Ian Curley
CHEF / CONSULTANT
Ian Curley is a British-born and Australian-based chef with an enduring 30-year tenure in Melbourne that has seen him at the helm of some of the city’s most iconic restaurants, including nine years at The Point Albert Park and more than a decade with the European Group.
When he is not working, you’ll find Ian spending time with his partner Simone and their three daughters, or perhaps on the golf course.
Ian is co-owns and chef at French Saloon, Kirk’s Wine Bar & Kirk Cellar Dining Room and Director of the restaurant consultancy group Exec Chef Pty Ltd.
Ian’s food is much-loved for its accessible approach and simple philosophy – he cooks the food he loves to eat across all cuisines. However, his signature style is European fare of the highest quality, with classic French underpinnings – a legacy from the rigorous training he received early in his career in the kitchens of London.
Working as a consultant
Ian has enjoyed a successful partnership with The Melbourne Racing Club since 2013 as a consultant. His role included designing menus, training kitchen staff and taking the Executive Chef-in-residence role across the fine dining Black Caviar Restaurant and the Committee Room, servicing a vast number of guests on each of their race days throughout the year.
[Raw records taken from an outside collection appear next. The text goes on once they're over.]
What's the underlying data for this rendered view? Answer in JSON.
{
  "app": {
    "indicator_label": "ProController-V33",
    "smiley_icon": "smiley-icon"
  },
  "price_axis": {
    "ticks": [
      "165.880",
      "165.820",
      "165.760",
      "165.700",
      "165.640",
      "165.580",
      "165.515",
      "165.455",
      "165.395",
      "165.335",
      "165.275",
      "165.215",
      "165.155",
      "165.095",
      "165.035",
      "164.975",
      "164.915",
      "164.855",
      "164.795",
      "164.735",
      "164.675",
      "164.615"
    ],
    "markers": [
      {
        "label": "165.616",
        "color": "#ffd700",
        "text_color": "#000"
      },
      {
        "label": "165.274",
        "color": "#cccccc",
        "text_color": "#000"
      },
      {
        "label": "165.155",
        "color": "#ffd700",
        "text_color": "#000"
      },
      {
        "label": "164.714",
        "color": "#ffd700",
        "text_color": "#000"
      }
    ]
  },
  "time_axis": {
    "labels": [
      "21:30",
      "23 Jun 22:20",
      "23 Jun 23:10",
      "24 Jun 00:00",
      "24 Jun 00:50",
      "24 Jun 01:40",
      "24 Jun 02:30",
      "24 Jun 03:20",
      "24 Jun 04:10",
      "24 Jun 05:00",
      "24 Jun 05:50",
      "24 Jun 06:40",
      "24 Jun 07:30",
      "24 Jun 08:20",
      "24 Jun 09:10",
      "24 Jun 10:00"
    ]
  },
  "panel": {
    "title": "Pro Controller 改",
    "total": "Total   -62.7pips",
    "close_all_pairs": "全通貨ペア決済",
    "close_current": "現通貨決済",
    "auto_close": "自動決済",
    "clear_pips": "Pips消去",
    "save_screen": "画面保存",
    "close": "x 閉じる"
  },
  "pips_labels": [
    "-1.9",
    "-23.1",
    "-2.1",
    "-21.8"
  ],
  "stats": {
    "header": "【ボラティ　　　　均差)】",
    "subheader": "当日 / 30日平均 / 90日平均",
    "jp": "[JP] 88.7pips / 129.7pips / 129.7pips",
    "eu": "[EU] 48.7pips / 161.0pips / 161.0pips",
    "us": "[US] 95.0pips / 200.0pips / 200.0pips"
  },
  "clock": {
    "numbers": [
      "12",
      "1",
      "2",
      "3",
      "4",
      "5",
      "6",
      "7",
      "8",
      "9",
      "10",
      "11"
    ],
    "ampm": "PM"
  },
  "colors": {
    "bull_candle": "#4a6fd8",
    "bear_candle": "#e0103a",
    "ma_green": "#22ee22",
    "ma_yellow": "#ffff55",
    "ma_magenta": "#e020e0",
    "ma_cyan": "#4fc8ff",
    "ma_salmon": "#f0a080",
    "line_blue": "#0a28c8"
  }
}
Ian’s skill lies in ensuring each guest receives restaurant-quality food, something he credits to a personalised, honest approach when designing his menus and meticulous planning.
Ian previously managed kitchens at Craig’s Royal & Melbourne Melbourne Racing Club. Currently, he is the director of the kitchen operations at Ovolo Hotels and the consultant chef at Hopetoun Tea Rooms.
TV appearances
Along with every other chef in Australia, you may recognise Ian from one of his regular TV appearances. He was the host of his own TV show, Channel 7’s Conviction Kitchen, and has had recurring guest spots on MasterChef Australia, Yes Chef and Postcards.
Ian is an ambassador for William Angliss Catering College, where he mentors young students to get ready for the industry.